Emmanuel Macron avait su comprendre bien des hypocrisies politiques françaises, celles qui permettaient à une droite et une gauche de maintenir de faux-semblants d’unitémalgré les fractures créées par les thématiques de la mondialisation, de l’immigration, de l’Europe ou de l’atonie structurelle de la croissance. 

Mais il en est une qu’il a prise pour l’hypocrisie qu’elle a longtemps été alors qu’elle ne l’était plus. A force de crier au feu de la paupérisation, de se complaire dans le misérabilisme et dans d’obsessionnelles angoisses identitaires, les représentants traditionnels des catégories populaires ont fini par perdre l’attention des élites. Mais le rouleau compresseur de la mondialisation et des ruptures de concurrence ont produit la fameuse courbe de l’éléphant de BrankoMilanovic qui montre l’impact de l’intégration croissante de l’économie mondiale sur les classes moyennes et populaires occidentales. Tout à l’avénement de ce nouveau monde, à l’intégration de la France dans le start-up univers (souhaitable par ailleurs si elle n’amenait pas à oublier le reste) à ses rencontres avec Rihanna ou avec les patrons des géants du web reçus à Versailles, Emmanuel Macron ne s’est pas rendu compte que la vieille rengaine égalitariste française avait fini par retrouver une forme de réalité incontestable. 

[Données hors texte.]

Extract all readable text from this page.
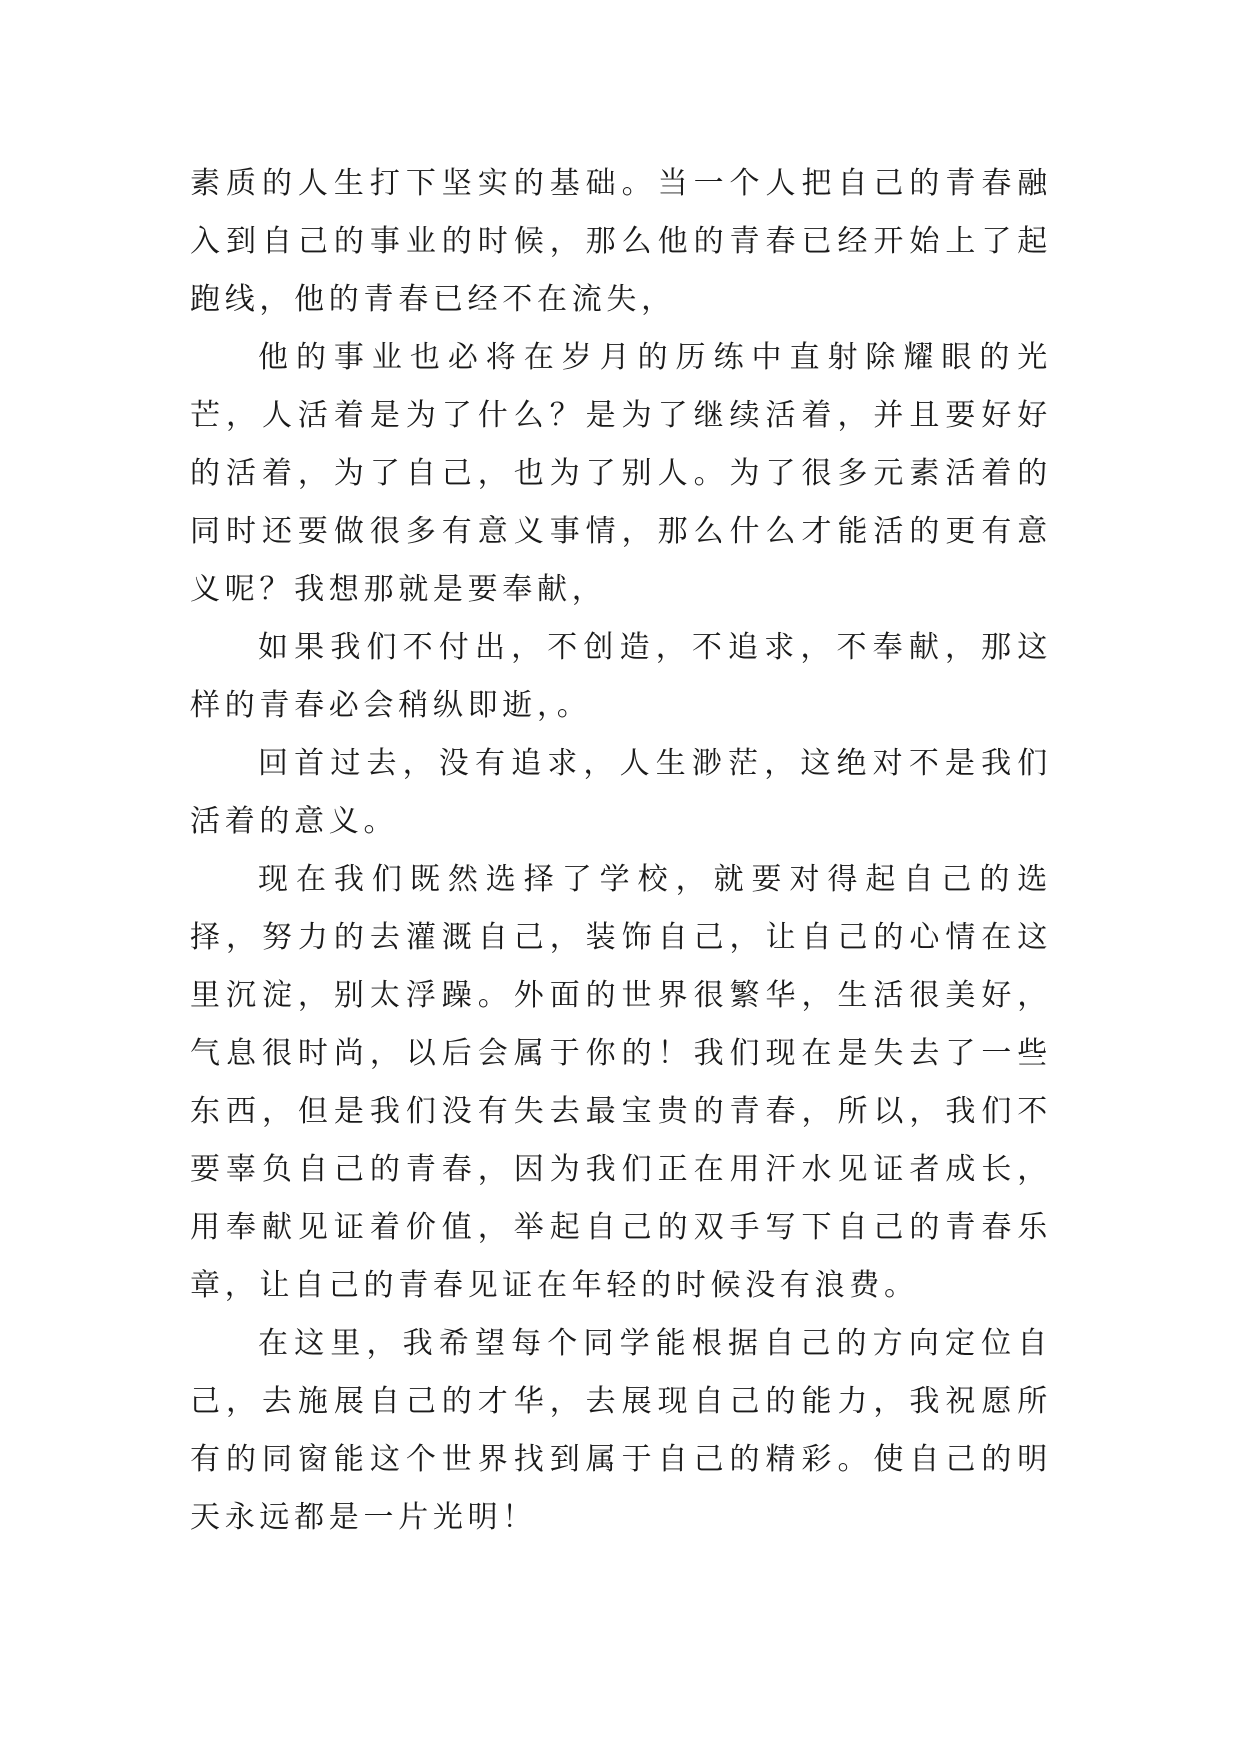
素质的人生打下坚实的基础。当一个人把自己的青春融入到自己的事业的时候，那么他的青春已经开始上了起跑线，他的青春已经不在流失，

他的事业也必将在岁月的历练中直射除耀眼的光芒，人活着是为了什么？是为了继续活着，并且要好好的活着，为了自己，也为了别人。为了很多元素活着的同时还要做很多有意义事情，那么什么才能活的更有意义呢？我想那就是要奉献，

如果我们不付出，不创造，不追求，不奉献，那这样的青春必会稍纵即逝，。

回首过去，没有追求，人生渺茫，这绝对不是我们活着的意义。

现在我们既然选择了学校，就要对得起自己的选择，努力的去灌溉自己，装饰自己，让自己的心情在这里沉淀，别太浮躁。外面的世界很繁华，生活很美好，气息很时尚，以后会属于你的！我们现在是失去了一些东西，但是我们没有失去最宝贵的青春，所以，我们不要辜负自己的青春，因为我们正在用汗水见证者成长，用奉献见证着价值，举起自己的双手写下自己的青春乐章，让自己的青春见证在年轻的时候没有浪费。

在这里，我希望每个同学能根据自己的方向定位自己，去施展自己的才华，去展现自己的能力，我祝愿所有的同窗能这个世界找到属于自己的精彩。使自己的明天永远都是一片光明！
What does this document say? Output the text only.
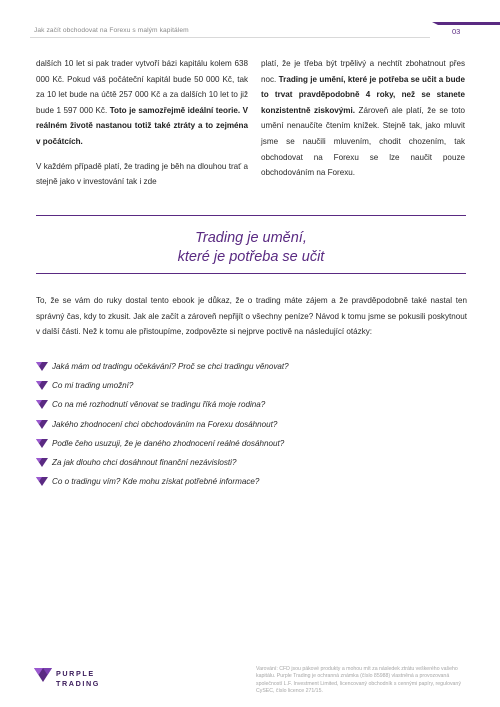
Jak začít obchodovat na Forexu s malým kapitálem	03

dalších 10 let si pak trader vytvoří bázi kapitálu kolem 638 000 Kč. Pokud váš počáteční kapitál bude 50 000 Kč, tak za 10 let bude na účtě 257 000 Kč a za dalších 10 let to již bude 1 597 000 Kč. Toto je samozřejmě ideální teorie. V reálném životě nastanou totiž také ztráty a to zejména v počátcích.

V každém případě platí, že trading je běh na dlouhou trať a stejně jako v investování tak i zde

platí, že je třeba být trpělivý a nechtít zbohatnout přes noc. Trading je umění, které je potřeba se učit a bude to trvat pravděpodobně 4 roky, než se stanete konzistentně ziskovými. Zároveň ale platí, že se toto umění nenaučíte čtením knížek. Stejně tak, jako mluvit jsme se naučili mluvením, chodit chozením, tak obchodovat na Forexu se lze naučit pouze obchodováním na Forexu.

Trading je umění,
které je potřeba se učit

To, že se vám do ruky dostal tento ebook je důkaz, že o trading máte zájem a že pravděpodobně také nastal ten správný čas, kdy to zkusit. Jak ale začít a zároveň nepřijít o všechny peníze? Návod k tomu jsme se pokusili poskytnout v další části. Než k tomu ale přistoupíme, zodpovězte si nejprve poctivě na následující otázky:

Jaká mám od tradingu očekávání? Proč se chci tradingu věnovat?
Co mi trading umožní?
Co na mé rozhodnutí věnovat se tradingu říká moje rodina?
Jakého zhodnocení chci obchodováním na Forexu dosáhnout?
Podle čeho usuzuji, že je daného zhodnocení reálné dosáhnout?
Za jak dlouho chci dosáhnout finanční nezávislosti?
Co o tradingu vím? Kde mohu získat potřebné informace?
PURPLE
TRADING
Varování: CFD jsou pákové produkty a mohou mít za následek ztrátu veškerého vašeho kapitálu. Purple Trading je ochranná známka (číslo 85988) vlastněná a provozovaná společností L.F. Investment Limited, licencovaný obchodník s cennými papíry, regulovaný CySEC, číslo licence 271/15.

La société de marché qui a accompagné la montée en puissance de l’économie de marché depuis la chute du mur de Berlin a dissous nombre de réseaux naturels de solidarité (familles, amis, syndicats, voisins..). Sous l’influence conjointe de ce modèle économique et d’un libéralisme culturel ayant dissous les identités traditionnelles, les Français sont devenus un peuple largement atomisé et les classes moyennes inférieures ou les catégories populaires se sont souvent retrouvées seules sur leur canapé face à leurs écrans plats ou leurs jeux vidéo payés par des crédits revolving. Avec les réseaux sociaux, un mot qui avait perdu beaucoup de son sens reprend de la vigueur, celui de fraternité. Sur Facebook ou ailleurs, les communautés évoquant leurs conditions de vie et leurs difficultés de fins de mois ont commencé à se constituer bien en amont du mouvement des Gilets jaunes. Mais les tentatives de participatif à la En marche, qui s’adressent si souvent à des gens déjà intégrés dans la société, n’y suffiront pas. 

Comme un ventriloque ou un devin antique, avant son élection comme après, Emmanuel Macron n’a cessé de prononcer les mots qui accouchaient de ce nouveau monde. Le recul nous montre qu’il ne les comprenait pas dans leur entièreté.